В следующий момент внезапно налетевшим шквалом нас едва не сбросило с верхней кромки прибрежного откоса, запорошило глаза. Когда мы прозрели, из глубины плавно смыкавшихся вдали оранжевого, с персиковым оттенком неба и бирюзового, в синеву океана, донесся глухой гул. Он нарастал, скоро обратился в рокот, начал расслаиваться на грохочущие раскаты. Наконец на водной глади обозначилась туманная, пропитанная чернотой полоска. Она медленно приближалась, на глазах превращалась в водяной вал. Мы закричали матросам, чтобы те спасались бегством, однако они были значительно ниже нас и только-только различили набегавший шум. Возможно, этих нескольких мгновений и не хватило. Внезапно ход воды ускорился, и многометровая, темная, как ночь, сбросившая пену, волна ударила в прибрежные скалы. Плот мгновенно опрокинуло, матросы отчаянно замахали руками. Их закрутило, потом швырнуло на камни. Тут же вода отхлынула. Спустя несколько мгновений муть осела, глубь прояснилась, и прежняя тишь и благодать воцарились на море. Только на поверхности плавали деревянные обломки, и оба матроса, бездыханные, лежали на осклизлых валунах.

Мы бросились в ту сторону, догнали спускавшуюся в бухту группу хордов. Оттащили на песок тела погибших товарищей. Все молча, в отчаянии, смотрели на них.

— Теперь в горы! — выкрикнул я. — Все в горы. Скорее!!

— А как же ребята? — спросил помрачневший главный инженер. — Нельзя же их здесь бросать.

— Да, — откликнулся Огуст и отвел глаза. — Мы их похороним… Там за холмом, подальше от берега.

После погребения толпа поселян направилась в горы. Шли быстро, в ногу, постоянно почесывались, озирались. Петухи беспричинно, то и дело поправляли оружие, курочки старались не отставать, каждая тащила столько груза, сколько могла. Впереди вышагивал высокий Неемо — держал курс на пологую седловину, в том месте было решено перевалить через хребет. Мы с Огустом, не сговариваясь, начали помаленьку отставать, необходимо было отдать павшим последние почести. Это было трудное испытание. Я, с трудом удерживаясь от истерического почесывания, прочитал молитву, благословил Огуста — провел ладонью по его лбу — и тот замкнул цепь. Два глухих взрыва донесли до нас со стороны прибрежных холмов. Мы не имели права оставлять гарцуку тела наших Героев.

— Может, оно и лучше, — после недолгой паузы вымолвил Огуст. — Я бы не хотел, чтобы моя плоть покоилась в этой поганой земле.

Признаться, я тоже.

* * *

Чувствительные колебания почвы застали нас, когда мы одолели сосновый бор и через папоротниковые заросли начали взбираться на холм, один из многих в цепи предгорных возвышенностей.
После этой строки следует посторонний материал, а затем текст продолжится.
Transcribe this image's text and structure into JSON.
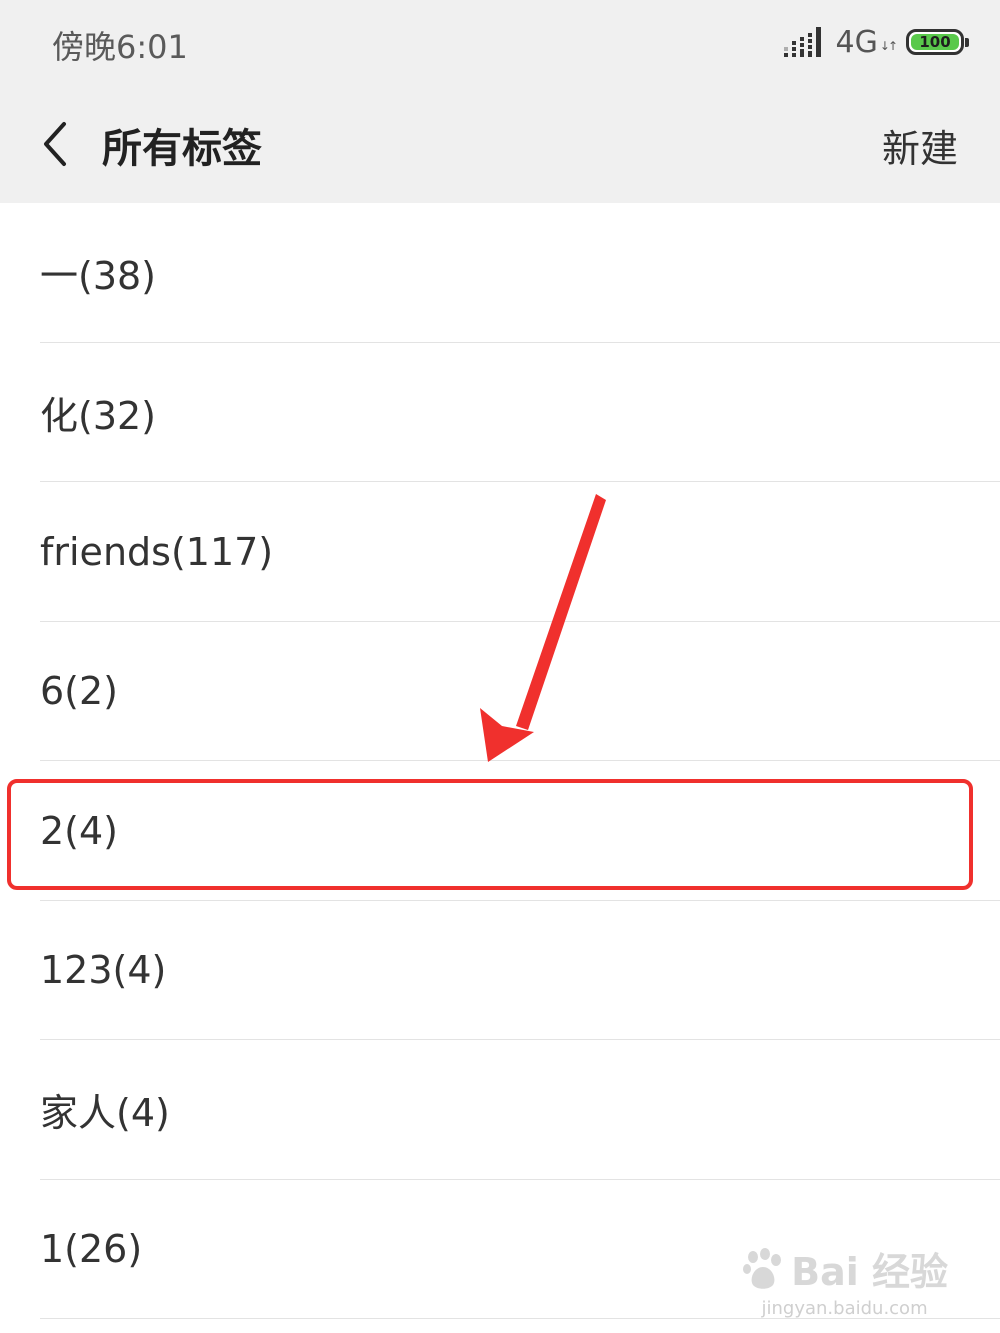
{
  "status_bar": {
    "time": "傍晚6:01",
    "network": "4G",
    "battery": "100"
  },
  "header": {
    "title": "所有标签",
    "new_label": "新建"
  },
  "tags": [
    {
      "label": "一(38)"
    },
    {
      "label": "化(32)"
    },
    {
      "label": "friends(117)"
    },
    {
      "label": "6(2)"
    },
    {
      "label": "2(4)"
    },
    {
      "label": "123(4)"
    },
    {
      "label": "家人(4)"
    },
    {
      "label": "1(26)"
    }
  ],
  "annotation": {
    "highlight_color": "#f0302d",
    "highlighted_tag_index": 4
  },
  "watermark": {
    "brand": "Bai 经验",
    "url": "jingyan.baidu.com"
  },
  "icons": [
    "signal-icon",
    "battery-icon",
    "back-arrow-icon",
    "paw-icon"
  ]
}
После первого толчка поселяне попадали на камни, опять принялись сцеплять руки в замок, прикрывать ими головы. Через момент колыхнуло мощнее, и земля под ногами заходила ходуном. Гигантская трещина пересекла склон, разделила нас на тех, кто остался ближе к вершине и тех, кто только начал взбираться наверх.

На этот раз арьергард вел Неемо. Капитан сразу сообразил, что к чему. Приказал немедленно валить деревья, ладить канатную переправу. Мы перебросили ему веревки, и уже через несколько минут упакованные заплечные мешки один за другим поплыли на нашу сторону. Я подобрался к самой кромке, заглянул в трещину. Обычный стратиграфический разрез: культурный слой, осадочные породы, ниже что-то вроде известняковых пластов.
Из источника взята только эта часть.